For some time now, the English Courts have given contemporaneous documents primacy over witness evidence in evidential matters. As Leggatt J famously observed in Gestmin SGPS v Credit Suisse [2013] EWHC 3560:

““… the best approach for a judge to adopt … is, in my view, to place little if any reliance at all on witnesses’ recollections of what was said in meetings and conversations, and to base factual findings on inferences drawn from the documentary evidence and known or probable facts”.

This approach is based partly on the practical challenges of oral testimony but also reflects the growing (sometimes overwhelming) wealth of contemporaneous electronic evidence arising from “digital conversations” by email, WhatsApp and other means.

Such evidence is often central in contentious proceedings because it enables courts and regulatory authorities to infer the contemporaneous intentions and knowledge of the author. However, the ease with which generative AI produces new content will raise some thorny issues as to the credibility and authorship of such digital evidence:

  • Who’s evidence is it anyway? – Open-source generative AI can already create convincing deepfakes. In combination with the increasing use of LLMs to draft emails or other documents, the English courts might well will see witnesses in the stand who claim they are not responsible for video, audio or correspondence that appears to portray their views or knowledge (a point that has already arisen in the US case of Huang v Tesla (19cv346663)). Future witnesses may well seek to disavow unfavourable evidence on the basis that it was prepared by generative AI, and therefore does not reflect their views or beliefs.

     
  • An onslaught of generated content – Disclosure is becoming an ever-larger burden for courts, litigants, regulators and prosecutors. As with the internet more generally, the ease with which current tools can churn out documents risks deepening existing difficulties with deriving meaningful information from a sea of data, particularly where humans are increasingly removed from the drafting.

     
  • Legal innovation – On the flip side, generative AI applications may also enable dramatically accelerated document review, even in the face of ever-increasing volumes of evidence. Technology assisted review (TAR) like predictive coding is already growing in prevalence and the ability to frame queries in natural language (per ChatGPT and other LLMs) may further spur widespread adoption. The question then is how comfortable businesses, courts and regulators will be with placing reliance on “black box” machine learning models, particularly given the prevalence of "hallucinatory" outputs from current generative AI.

     
  • A self-imposed “moat”? – More generally the courts will increasingly need to grapple with pleadings and witness statements prepared using LLMs. LLMs could reduce the time taken to prepare such documents (particularly with legal fine-tuning), but would need to comply with the stringent requirements applicable.

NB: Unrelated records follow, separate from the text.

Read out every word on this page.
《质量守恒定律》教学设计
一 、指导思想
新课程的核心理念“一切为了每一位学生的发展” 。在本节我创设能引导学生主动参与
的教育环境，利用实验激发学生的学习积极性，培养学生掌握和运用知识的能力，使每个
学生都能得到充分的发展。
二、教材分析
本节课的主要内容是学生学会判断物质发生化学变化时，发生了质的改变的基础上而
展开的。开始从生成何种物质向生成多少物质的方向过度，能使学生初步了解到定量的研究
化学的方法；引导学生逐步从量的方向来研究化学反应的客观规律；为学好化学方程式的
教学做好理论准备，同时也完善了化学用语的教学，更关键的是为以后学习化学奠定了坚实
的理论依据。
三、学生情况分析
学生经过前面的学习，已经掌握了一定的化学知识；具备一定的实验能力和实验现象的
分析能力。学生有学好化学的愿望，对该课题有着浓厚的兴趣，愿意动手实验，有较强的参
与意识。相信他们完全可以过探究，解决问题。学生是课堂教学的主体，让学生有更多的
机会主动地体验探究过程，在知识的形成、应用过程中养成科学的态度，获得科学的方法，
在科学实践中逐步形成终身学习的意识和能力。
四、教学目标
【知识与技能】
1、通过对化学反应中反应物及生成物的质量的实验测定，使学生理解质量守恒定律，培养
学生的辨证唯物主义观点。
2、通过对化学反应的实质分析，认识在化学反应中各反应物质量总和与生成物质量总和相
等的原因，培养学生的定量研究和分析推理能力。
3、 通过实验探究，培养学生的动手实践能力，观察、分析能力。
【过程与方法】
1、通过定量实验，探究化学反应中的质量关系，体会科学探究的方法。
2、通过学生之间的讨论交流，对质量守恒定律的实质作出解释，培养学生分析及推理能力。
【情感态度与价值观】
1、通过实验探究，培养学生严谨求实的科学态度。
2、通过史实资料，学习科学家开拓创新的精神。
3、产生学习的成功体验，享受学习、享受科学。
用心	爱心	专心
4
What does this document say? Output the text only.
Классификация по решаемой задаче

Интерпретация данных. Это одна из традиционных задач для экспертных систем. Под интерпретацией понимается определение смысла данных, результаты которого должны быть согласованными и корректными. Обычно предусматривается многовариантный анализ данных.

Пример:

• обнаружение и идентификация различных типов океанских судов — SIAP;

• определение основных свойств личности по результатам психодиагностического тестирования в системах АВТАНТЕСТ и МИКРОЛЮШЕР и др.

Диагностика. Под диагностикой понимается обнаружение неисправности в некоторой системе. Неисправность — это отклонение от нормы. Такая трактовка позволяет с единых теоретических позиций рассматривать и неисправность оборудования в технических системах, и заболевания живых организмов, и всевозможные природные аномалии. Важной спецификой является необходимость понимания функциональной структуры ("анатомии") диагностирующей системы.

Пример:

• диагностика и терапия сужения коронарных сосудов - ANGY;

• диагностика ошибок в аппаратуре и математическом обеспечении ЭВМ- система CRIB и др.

That includes ensuring witness statements accurately reflects the voice and beliefs of the witness (rather than the increasingly recognisable “tone” of (e.g.) ChatGPT). A recent US case attests to the care required when using ChatGPT to prepare pleadings.

Nevertheless, we anticipate the English courts are unlikely to seek to blanket ban the use of generative AI, particularly given potential time and cost savings. Instead, we anticipate an onus on self-regulation, with litigants either applying for permission to use the technology or voluntarily declaring where they have used it and how.

Looking ahead

The wave of open source LLMs and imminent incorporation of generative AI tools into office software means in-house counsel will not only need to consider how to deal with the risks and opportunities associated with generative AI in the here and now (see our recent Tech Mid-Year Update on generative AI for more), but will increasingly need to address issues that may arise when AI-generated documents fall to be considered in litigation and regulatory proceedings.